I stumbled upon something recently that has really opened my eyes to the benefits of an alternative small group structure. As some of you who read this blog frequently know, I picked up a new group of 7th grade guys last year to lead in discipleship. Things are going great. It's awesome. Sometime in the summer, I was sharing with a good friend of mine some of the challenges I had in working with middle schoolers for the first time. You can read more about that here. As I shared, my buddy talked about how much he enjoyed that age group. (A lot of it is based off of an incredible discipleship experience he had when he was in middle school.) As we talked, a light bulb kind of went off in both our heads . . . "Why don't we take a stab at seeing what it would be like to co-lead this group?"To many of you this might not be a big revelation. But for me it is. I've been in youth ministry for about 13 years and this is my first experience having another adult co-lead a discipleship group with me. It has opened my eyes to some incredible benefits. Here are just a few . . .
Let's face it: our personalities make it easier for us to bond with some students, and more difficult with others. My co-leader and I are 100% on the same page as it comes to disciple making and we're good friends. But our personalities are different in some ways. And this is proving to be a huge benefit to our guys. It provides more diverse conversation and experiences, and it creates some different touch points for relationship to develop.
Having two leaders means that the logistics of running a group like this doesn't always fall on one person. I travel a fair amount. Last year we canceled at least 6 meetings because of my schedule. This year I have been out of town twice. And discipleship happened anyway. There is a long list of logistical advantages of having two small group leaders.
I've realized that I have some deficiencies I hadn't even really noticed. Having an extra set of eyes means seeing ways to grow and improve. Our overall small group experience is better because of my co-leader coming in and leading out according to his personality.

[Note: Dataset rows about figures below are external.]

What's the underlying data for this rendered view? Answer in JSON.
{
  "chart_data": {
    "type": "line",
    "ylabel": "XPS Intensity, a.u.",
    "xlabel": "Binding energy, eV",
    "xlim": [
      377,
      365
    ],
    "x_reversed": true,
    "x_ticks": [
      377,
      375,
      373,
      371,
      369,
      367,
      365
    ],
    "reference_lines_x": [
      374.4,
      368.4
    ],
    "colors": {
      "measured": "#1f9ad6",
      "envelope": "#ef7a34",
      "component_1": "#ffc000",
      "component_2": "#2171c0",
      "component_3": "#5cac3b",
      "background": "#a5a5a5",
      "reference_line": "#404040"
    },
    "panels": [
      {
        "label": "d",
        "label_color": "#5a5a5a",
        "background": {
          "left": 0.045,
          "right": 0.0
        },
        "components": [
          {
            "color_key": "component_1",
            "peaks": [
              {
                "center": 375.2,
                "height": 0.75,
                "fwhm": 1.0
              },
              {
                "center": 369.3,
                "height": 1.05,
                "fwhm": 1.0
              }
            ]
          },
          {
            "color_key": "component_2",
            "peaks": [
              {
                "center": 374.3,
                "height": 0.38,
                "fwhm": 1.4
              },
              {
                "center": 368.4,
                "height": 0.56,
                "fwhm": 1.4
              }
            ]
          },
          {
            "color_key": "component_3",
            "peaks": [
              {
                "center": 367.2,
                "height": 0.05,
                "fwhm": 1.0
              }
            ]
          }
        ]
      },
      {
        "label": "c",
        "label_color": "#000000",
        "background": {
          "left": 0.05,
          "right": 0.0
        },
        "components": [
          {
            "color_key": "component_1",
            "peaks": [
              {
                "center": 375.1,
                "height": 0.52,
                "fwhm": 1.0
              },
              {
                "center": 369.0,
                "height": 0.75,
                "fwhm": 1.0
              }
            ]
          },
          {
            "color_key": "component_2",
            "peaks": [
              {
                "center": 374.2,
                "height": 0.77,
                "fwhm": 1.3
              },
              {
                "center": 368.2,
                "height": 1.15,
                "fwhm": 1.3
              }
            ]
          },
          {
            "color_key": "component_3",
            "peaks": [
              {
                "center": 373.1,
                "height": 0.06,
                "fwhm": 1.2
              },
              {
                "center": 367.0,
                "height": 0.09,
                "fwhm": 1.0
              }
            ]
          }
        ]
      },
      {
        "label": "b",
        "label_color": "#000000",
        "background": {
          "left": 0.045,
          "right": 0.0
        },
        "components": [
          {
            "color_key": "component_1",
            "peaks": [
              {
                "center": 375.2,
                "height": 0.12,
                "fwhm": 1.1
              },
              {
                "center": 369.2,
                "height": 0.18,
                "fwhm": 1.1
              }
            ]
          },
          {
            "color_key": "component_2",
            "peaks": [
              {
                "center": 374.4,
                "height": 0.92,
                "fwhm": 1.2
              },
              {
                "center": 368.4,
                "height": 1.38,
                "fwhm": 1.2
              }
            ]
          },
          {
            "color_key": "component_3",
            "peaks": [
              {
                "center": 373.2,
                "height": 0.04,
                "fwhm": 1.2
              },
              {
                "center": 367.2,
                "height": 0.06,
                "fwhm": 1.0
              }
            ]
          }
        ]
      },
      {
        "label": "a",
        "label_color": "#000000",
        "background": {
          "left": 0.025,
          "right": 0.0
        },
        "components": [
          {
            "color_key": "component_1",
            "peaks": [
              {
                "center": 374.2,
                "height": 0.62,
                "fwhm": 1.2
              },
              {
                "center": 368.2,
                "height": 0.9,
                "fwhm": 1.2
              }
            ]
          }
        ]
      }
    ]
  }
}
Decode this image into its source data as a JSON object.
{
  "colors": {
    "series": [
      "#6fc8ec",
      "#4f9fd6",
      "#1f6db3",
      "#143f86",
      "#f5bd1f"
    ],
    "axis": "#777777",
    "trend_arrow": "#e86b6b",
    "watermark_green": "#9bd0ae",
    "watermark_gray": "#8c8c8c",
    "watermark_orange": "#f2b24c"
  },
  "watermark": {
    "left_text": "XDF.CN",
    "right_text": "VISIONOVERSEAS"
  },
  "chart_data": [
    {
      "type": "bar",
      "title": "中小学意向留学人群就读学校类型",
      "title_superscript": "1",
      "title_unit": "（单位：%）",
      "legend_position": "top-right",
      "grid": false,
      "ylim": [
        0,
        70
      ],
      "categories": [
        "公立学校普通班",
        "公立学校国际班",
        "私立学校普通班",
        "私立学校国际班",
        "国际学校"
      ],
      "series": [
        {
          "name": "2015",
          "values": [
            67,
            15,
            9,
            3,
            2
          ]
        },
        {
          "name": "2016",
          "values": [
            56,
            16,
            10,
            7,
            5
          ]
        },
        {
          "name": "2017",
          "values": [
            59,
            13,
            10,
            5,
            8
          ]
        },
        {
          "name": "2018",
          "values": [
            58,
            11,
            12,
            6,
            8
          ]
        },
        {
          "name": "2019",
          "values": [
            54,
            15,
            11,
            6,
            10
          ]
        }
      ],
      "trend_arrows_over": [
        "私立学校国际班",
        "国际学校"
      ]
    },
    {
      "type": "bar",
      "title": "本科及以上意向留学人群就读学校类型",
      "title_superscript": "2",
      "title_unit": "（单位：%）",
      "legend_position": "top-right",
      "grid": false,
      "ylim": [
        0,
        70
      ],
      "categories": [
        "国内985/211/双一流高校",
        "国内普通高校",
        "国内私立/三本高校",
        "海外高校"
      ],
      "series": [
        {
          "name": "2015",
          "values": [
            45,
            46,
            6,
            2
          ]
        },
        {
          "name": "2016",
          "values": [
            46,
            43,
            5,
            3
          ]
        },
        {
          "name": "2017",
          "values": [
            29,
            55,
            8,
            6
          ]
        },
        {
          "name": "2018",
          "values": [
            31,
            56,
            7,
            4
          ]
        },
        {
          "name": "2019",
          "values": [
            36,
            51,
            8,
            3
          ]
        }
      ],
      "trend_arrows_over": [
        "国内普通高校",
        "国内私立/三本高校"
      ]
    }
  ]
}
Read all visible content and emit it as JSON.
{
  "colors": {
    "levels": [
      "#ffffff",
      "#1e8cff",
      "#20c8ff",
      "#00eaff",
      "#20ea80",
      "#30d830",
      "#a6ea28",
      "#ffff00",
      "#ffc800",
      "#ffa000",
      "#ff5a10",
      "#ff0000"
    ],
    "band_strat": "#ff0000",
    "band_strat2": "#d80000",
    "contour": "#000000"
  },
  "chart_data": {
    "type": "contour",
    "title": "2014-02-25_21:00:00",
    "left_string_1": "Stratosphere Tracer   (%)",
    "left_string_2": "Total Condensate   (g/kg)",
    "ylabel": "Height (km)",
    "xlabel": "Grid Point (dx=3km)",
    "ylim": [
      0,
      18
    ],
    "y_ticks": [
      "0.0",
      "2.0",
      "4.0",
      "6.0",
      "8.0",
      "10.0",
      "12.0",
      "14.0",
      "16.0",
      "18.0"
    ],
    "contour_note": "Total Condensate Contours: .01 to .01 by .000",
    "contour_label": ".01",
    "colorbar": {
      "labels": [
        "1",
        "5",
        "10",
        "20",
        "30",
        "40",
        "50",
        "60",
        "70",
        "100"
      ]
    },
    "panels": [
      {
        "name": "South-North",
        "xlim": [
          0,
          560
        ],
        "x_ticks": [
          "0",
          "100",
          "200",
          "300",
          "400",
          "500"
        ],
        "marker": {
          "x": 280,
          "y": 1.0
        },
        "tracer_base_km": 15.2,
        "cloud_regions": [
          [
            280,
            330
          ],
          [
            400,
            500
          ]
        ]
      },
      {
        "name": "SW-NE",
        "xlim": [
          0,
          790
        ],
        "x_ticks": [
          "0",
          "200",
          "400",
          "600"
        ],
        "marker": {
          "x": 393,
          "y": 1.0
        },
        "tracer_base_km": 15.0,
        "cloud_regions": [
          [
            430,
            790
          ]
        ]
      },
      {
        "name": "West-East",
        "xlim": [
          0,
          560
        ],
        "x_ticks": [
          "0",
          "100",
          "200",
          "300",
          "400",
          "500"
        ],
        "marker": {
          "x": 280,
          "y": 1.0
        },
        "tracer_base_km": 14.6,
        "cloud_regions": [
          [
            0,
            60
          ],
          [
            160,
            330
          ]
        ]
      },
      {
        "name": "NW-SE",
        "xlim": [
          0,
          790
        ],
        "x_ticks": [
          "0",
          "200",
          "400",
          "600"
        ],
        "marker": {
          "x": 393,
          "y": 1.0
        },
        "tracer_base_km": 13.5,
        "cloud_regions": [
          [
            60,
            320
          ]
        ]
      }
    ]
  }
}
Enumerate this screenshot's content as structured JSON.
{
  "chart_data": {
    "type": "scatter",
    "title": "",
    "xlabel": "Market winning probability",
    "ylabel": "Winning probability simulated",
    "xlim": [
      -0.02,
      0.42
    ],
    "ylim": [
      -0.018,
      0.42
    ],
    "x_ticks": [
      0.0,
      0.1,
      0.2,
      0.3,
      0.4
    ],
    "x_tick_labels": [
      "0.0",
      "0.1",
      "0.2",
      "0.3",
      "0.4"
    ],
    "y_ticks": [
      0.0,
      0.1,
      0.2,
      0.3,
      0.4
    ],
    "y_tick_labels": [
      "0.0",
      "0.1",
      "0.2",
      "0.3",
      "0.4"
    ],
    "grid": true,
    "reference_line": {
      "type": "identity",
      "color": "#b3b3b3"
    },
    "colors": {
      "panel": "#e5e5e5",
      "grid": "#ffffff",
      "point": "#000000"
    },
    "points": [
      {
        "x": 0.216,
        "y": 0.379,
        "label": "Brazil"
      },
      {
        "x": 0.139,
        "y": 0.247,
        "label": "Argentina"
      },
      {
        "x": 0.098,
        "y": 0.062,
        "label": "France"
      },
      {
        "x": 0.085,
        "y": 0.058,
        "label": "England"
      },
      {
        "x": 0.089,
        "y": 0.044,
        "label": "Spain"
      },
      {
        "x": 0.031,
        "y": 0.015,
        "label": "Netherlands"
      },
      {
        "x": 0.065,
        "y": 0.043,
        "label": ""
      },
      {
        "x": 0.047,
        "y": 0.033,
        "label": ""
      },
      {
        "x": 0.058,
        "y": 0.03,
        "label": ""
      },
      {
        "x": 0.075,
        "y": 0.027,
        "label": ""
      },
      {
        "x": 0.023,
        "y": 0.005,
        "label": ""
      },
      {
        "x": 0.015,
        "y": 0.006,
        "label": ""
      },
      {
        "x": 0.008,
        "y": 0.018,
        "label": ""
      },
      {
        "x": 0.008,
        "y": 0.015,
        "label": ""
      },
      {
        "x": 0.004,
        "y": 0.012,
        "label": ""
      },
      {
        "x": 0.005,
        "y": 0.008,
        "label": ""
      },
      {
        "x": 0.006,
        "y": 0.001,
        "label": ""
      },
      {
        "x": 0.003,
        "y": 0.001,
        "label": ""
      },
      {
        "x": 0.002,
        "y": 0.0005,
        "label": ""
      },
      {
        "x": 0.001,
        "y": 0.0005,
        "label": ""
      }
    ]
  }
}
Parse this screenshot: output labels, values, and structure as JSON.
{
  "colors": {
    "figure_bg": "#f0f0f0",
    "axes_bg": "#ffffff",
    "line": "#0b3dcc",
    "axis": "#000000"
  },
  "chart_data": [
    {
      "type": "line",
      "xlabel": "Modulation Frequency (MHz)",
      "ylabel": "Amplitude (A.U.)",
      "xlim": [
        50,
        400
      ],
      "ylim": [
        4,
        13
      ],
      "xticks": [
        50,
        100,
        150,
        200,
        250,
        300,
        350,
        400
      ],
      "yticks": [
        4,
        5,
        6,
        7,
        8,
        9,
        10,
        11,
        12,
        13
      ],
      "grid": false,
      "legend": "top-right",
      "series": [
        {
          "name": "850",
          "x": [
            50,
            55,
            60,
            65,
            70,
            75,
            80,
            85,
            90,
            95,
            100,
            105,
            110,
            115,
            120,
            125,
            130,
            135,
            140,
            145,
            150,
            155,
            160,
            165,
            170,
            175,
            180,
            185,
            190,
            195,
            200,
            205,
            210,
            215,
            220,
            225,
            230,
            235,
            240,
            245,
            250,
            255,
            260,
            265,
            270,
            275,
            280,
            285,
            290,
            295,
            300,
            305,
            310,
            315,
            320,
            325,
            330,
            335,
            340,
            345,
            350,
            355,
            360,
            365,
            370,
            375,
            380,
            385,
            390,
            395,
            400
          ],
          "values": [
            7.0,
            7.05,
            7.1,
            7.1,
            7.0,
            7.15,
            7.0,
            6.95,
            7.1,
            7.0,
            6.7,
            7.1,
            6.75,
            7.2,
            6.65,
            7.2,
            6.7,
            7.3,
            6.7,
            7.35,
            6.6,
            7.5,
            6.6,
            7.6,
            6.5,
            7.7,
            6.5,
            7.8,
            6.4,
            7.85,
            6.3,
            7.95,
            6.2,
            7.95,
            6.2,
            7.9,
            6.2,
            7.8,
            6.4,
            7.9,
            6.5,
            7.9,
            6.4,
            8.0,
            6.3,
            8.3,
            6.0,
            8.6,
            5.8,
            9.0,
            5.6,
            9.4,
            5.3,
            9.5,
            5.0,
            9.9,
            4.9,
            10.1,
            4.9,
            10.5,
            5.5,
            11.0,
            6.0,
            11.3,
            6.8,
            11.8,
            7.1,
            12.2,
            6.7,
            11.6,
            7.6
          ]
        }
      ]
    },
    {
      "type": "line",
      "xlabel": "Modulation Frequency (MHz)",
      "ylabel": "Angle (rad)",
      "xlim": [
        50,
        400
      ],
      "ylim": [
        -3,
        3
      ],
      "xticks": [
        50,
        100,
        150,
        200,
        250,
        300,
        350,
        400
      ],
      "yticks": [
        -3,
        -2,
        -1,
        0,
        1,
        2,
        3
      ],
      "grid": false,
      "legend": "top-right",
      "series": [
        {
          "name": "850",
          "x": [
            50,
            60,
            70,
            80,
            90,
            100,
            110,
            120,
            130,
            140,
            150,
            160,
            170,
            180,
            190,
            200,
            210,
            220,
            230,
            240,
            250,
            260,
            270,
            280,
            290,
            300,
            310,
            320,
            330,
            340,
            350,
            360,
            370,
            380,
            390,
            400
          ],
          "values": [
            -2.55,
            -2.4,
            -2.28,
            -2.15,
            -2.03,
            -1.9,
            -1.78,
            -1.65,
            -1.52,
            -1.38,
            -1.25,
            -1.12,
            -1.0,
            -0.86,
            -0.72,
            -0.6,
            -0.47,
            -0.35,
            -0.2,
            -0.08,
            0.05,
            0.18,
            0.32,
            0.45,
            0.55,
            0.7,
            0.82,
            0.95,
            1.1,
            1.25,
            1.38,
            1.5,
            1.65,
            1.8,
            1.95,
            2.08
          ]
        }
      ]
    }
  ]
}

Whether we realize it or not, our view of life and faith is tempered by how our experiences have shaped us. When you have a "co-leader" model of leadership, you suddenly have the richness of two different sets of life experiences. My buddy and I approach things from different angles at times based on how we've been shaped by our stories. Again, the benefit for the students is huge.
Obviously, having co-leaders makes it so much easier to build meaningful relationships with students. Take last week for instance. We spent all day Saturday together as a group. We played football, basketball, video games . . . all the stuff you do with middle school guys. The cool thing? When I was playing basketball with a couple guys, my buddy was throwing the football with three more. Relationship multiplication!
Are there some considerations? I can think of a few . . .
- Personnel--Many youth pastors struggle to find one adult to lead a small group much less two.
- Flexibility--There has to be a commitment by the co-leaders to be flexible and open to each other's influence. Co-leading is a partnership.
- Humility--I have seen small group leaders over the years feed too much off the attention students give them. This is a bad quality to begin with, but there is especially no room for it in a co-leader model.
But, all in all, the experiment has been extremely beneficial to me and to our group.